When can we enter into a Financial Agreement?
A Financial Agreement can be signed before (section 90B) or during (section 90C), or after (section 90D) a marriage (section 90D). Before signing a Financial Agreement, it is necessary to get independent legal counsel.
De facto Relationship
A person can sign a Financial Agreement before, during, or following a de facto relationship (section 90UB) or after a de facto relationship (section 90UC) (section 90UD). Before signing a Financial Agreement, it is necessary to get independent legal counsel.
Before agreeing to a Financial Agreement, each party must have independent legal counsel from an Australian attorney about the specified subjects.
Is a Financial Agreement binding?
Sections 90G (for Financial Agreements concerning marriages) and 90UJ (for Financial Agreements about de facto relationships) of the Family Law Act of 1975 specifies the technical conditions that a Financial Agreement must satisfy to be legally enforceable. Financial agreement law is a particularly complicated area of the law. A person should get legal counsel if they are a party to a Financial Agreement (or a fictitious Financial Agreement) that might take effect.
When they were made initially accessible to married couples in 2000, binding financial agreements were known as “Binding Financial Agreements” under the Act. The word “binding” was removed for reasons that are only known to those who wrote the law, and since 2008 they have only been referred to as “Financial Agreements.”

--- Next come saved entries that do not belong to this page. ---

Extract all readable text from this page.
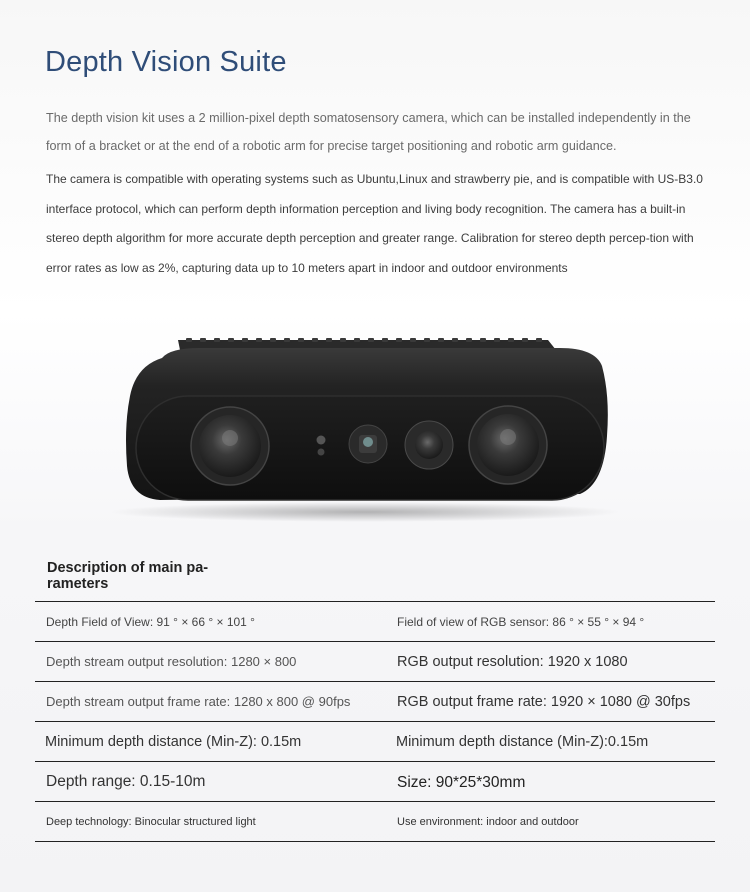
Depth Vision Suite

The depth vision kit uses a 2 million-pixel depth somatosensory camera, which can be installed independently in the form of a bracket or at the end of a robotic arm for precise target positioning and robotic arm guidance.

The camera is compatible with operating systems such as Ubuntu,Linux and strawberry pie, and is compatible with US-B3.0 interface protocol, which can perform depth information perception and living body recognition. The camera has a built-in stereo depth algorithm for more accurate depth perception and greater range. Calibration for stereo depth percep-tion with error rates as low as 2%, capturing data up to 10 meters apart in indoor and outdoor environments

Description of main pa-rameters
Depth Field of View: 91 ° × 66 ° × 101 °	Field of view of RGB sensor: 86 ° × 55 ° × 94 °
Depth stream output resolution: 1280 × 800	RGB output resolution: 1920 x 1080
Depth stream output frame rate: 1280 x 800 @ 90fps	RGB output frame rate: 1920 × 1080 @ 30fps
Minimum depth distance (Min-Z): 0.15m	Minimum depth distance (Min-Z):0.15m
Depth range: 0.15-10m	Size: 90*25*30mm
Deep technology: Binocular structured light	Use environment: indoor and outdoor
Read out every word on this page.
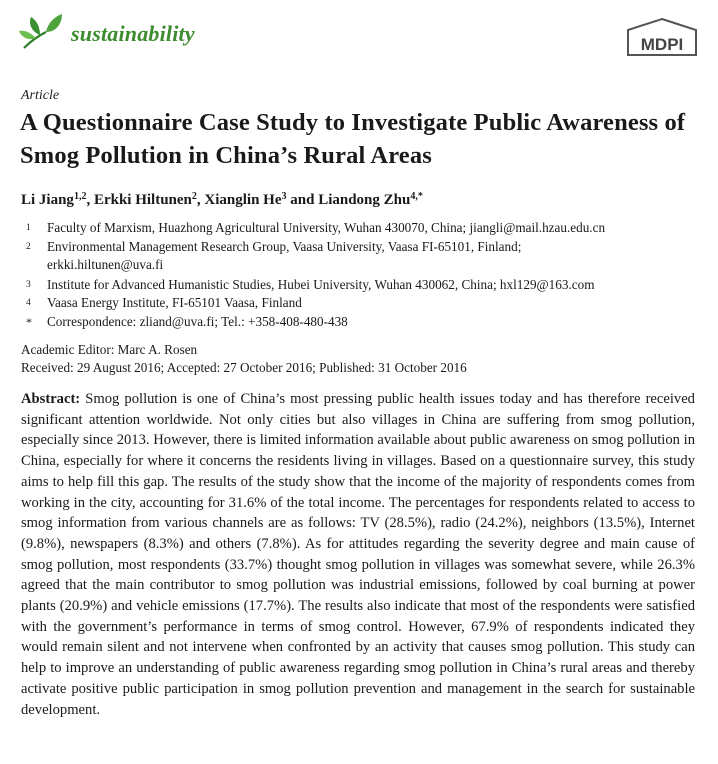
sustainability	MDPI
Article
A Questionnaire Case Study to Investigate Public Awareness of Smog Pollution in China’s Rural Areas
Li Jiang$^{1,2}$, Erkki Hiltunen$^2$, Xianglin He$^3$ and Liandong Zhu$^{4,*}$
1 Faculty of Marxism, Huazhong Agricultural University, Wuhan 430070, China; jiangli@mail.hzau.edu.cn
2 Environmental Management Research Group, Vaasa University, Vaasa FI-65101, Finland; erkki.hiltunen@uva.fi
3 Institute for Advanced Humanistic Studies, Hubei University, Wuhan 430062, China; hxl129@163.com
4 Vaasa Energy Institute, FI-65101 Vaasa, Finland
* Correspondence: zliand@uva.fi; Tel.: +358-408-480-438
Academic Editor: Marc A. Rosen
Received: 29 August 2016; Accepted: 27 October 2016; Published: 31 October 2016
Abstract: Smog pollution is one of China’s most pressing public health issues today and has therefore received significant attention worldwide. Not only cities but also villages in China are suffering from smog pollution, especially since 2013. However, there is limited information available about public awareness on smog pollution in China, especially for where it concerns the residents living in villages. Based on a questionnaire survey, this study aims to help fill this gap. The results of the study show that the income of the majority of respondents comes from working in the city, accounting for 31.6% of the total income. The percentages for respondents related to access to smog information from various channels are as follows: TV (28.5%), radio (24.2%), neighbors (13.5%), Internet (9.8%), newspapers (8.3%) and others (7.8%). As for attitudes regarding the severity degree and main cause of smog pollution, most respondents (33.7%) thought smog pollution in villages was somewhat severe, while 26.3% agreed that the main contributor to smog pollution was industrial emissions, followed by coal burning at power plants (20.9%) and vehicle emissions (17.7%). The results also indicate that most of the respondents were satisfied with the government’s performance in terms of smog control. However, 67.9% of respondents indicated they would remain silent and not intervene when confronted by an activity that causes smog pollution. This study can help to improve an understanding of public awareness regarding smog pollution in China’s rural areas and thereby activate positive public participation in smog pollution prevention and management in the search for sustainable development.
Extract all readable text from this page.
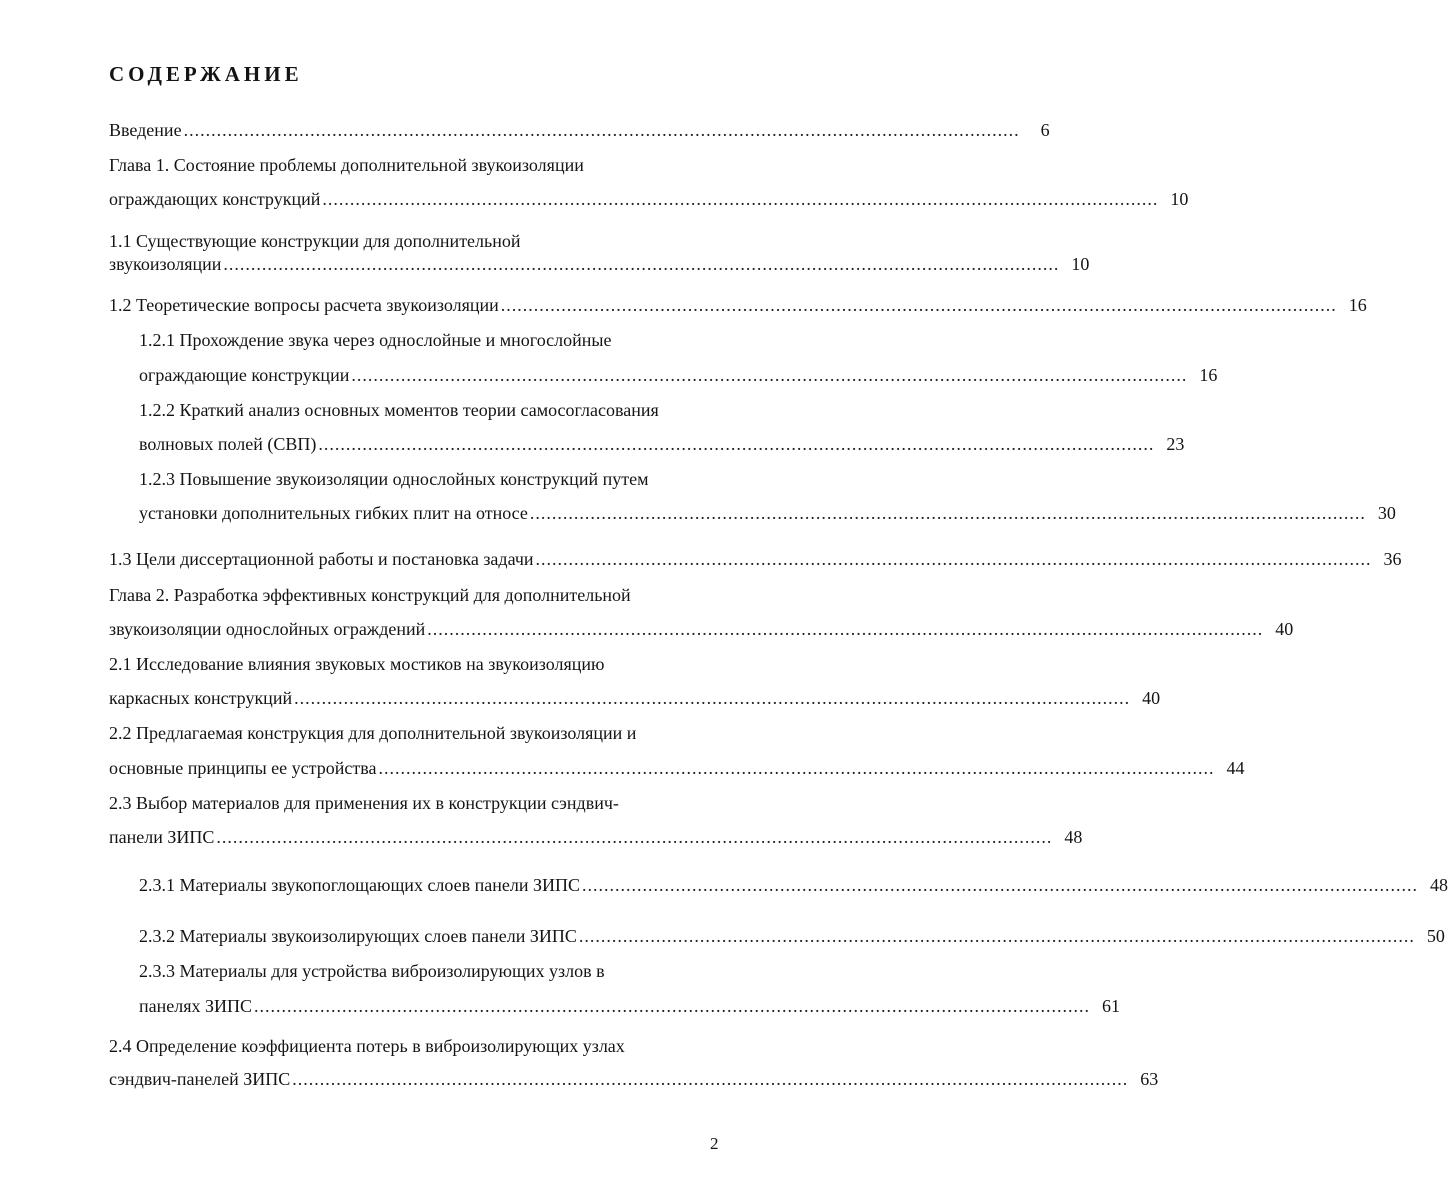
СОДЕРЖАНИЕ
Введение ........................................................................................................................................................	6
Глава 1. Состояние проблемы дополнительной звукоизоляции
ограждающих конструкций ........................................................................................................................................................ 10
1.1 Существующие конструкции для дополнительной
звукоизоляции ........................................................................................................................................................ 10
1.2 Теоретические вопросы расчета звукоизоляции ........................................................................................................................................................ 16
1.2.1 Прохождение звука через однослойные и многослойные
ограждающие конструкции ........................................................................................................................................................ 16
1.2.2 Краткий анализ основных моментов теории самосогласования
волновых полей (СВП) ........................................................................................................................................................ 23
1.2.3 Повышение звукоизоляции однослойных конструкций путем
установки дополнительных гибких плит на относе ........................................................................................................................................................ 30
1.3 Цели диссертационной работы и постановка задачи ........................................................................................................................................................ 36
Глава 2. Разработка эффективных конструкций для дополнительной
звукоизоляции однослойных ограждений ........................................................................................................................................................ 40
2.1 Исследование влияния звуковых мостиков на звукоизоляцию
каркасных конструкций ........................................................................................................................................................ 40
2.2 Предлагаемая конструкция для дополнительной звукоизоляции и
основные принципы ее устройства ........................................................................................................................................................ 44
2.3 Выбор материалов для применения их в конструкции сэндвич-
панели ЗИПС ........................................................................................................................................................ 48
2.3.1 Материалы звукопоглощающих слоев панели ЗИПС ........................................................................................................................................................ 48
2.3.2 Материалы звукоизолирующих слоев панели ЗИПС ........................................................................................................................................................ 50
2.3.3 Материалы для устройства виброизолирующих узлов в
панелях ЗИПС ........................................................................................................................................................ 61
2.4 Определение коэффициента потерь в виброизолирующих узлах
сэндвич-панелей ЗИПС ........................................................................................................................................................ 63
2
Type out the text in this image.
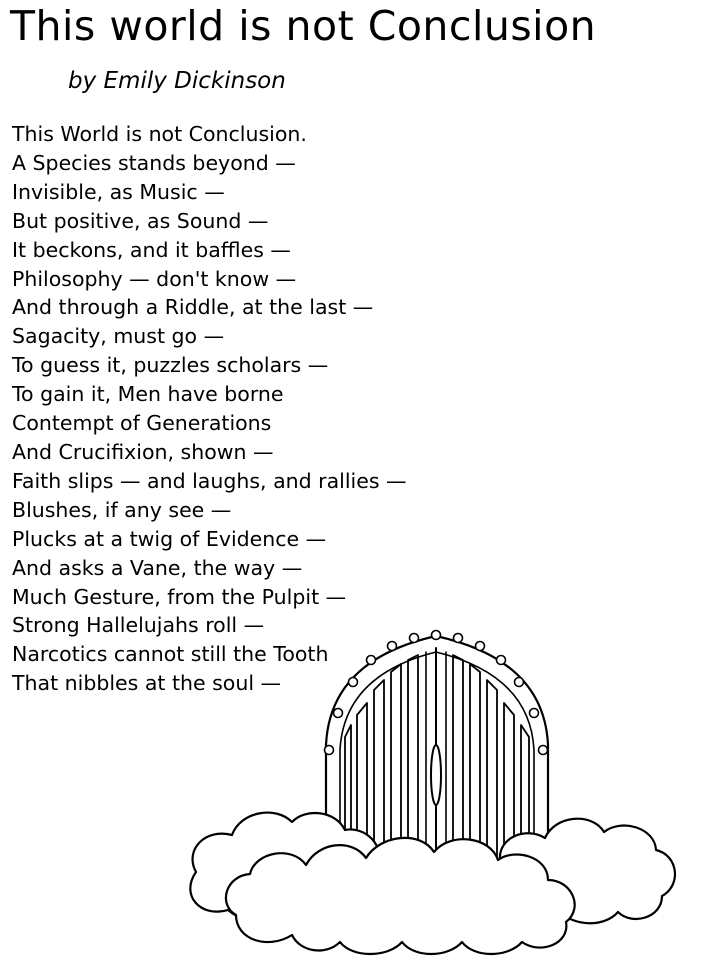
This world is not Conclusion

by Emily Dickinson

This World is not Conclusion.
A Species stands beyond —
Invisible, as Music —
But positive, as Sound —
It beckons, and it baffles —
Philosophy — don't know —
And through a Riddle, at the last —
Sagacity, must go —
To guess it, puzzles scholars —
To gain it, Men have borne
Contempt of Generations
And Crucifixion, shown —
Faith slips — and laughs, and rallies —
Blushes, if any see —
Plucks at a twig of Evidence —
And asks a Vane, the way —
Much Gesture, from the Pulpit —
Strong Hallelujahs roll —
Narcotics cannot still the Tooth
That nibbles at the soul —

Can the court set aside a Financial Agreement?
Sections 90K (for Financial Agreements concerning marriages) and 90UM (for Financial Agreements about de facto relationships) of the Family Law Act 1975 specify the conditions under which the court may set aside Financial Agreements.
The Family Law Act’s sections 90K (for married couples) and 90UM specify the conditions under which an agreement may be “put aside” (for de facto couples). A court may only annul a financial agreement if it is shown that:
- the agreement was acquired fraudulently, particularly via the inability to disclose a relevant item (when one party withholds crucial information);
- the arrangement was made with reckless disregard for a creditor’s interests or with the intent to cheat a creditor;
- a de facto connection with a spouse or partner, and the agreement was made with the intent to deceive that person;
- A payment flag is active on a superannuation interest covered by the agreement, and there is no reasonable likelihood that a flag lifting agreement will terminate the flag’s operation;
- a party acted in a way that was, under all the circumstances, unconscionable to the agreement;
It’s not simple to set an agreement aside, and a party must have a valid reason for the court to issue an order to set an agreement aside.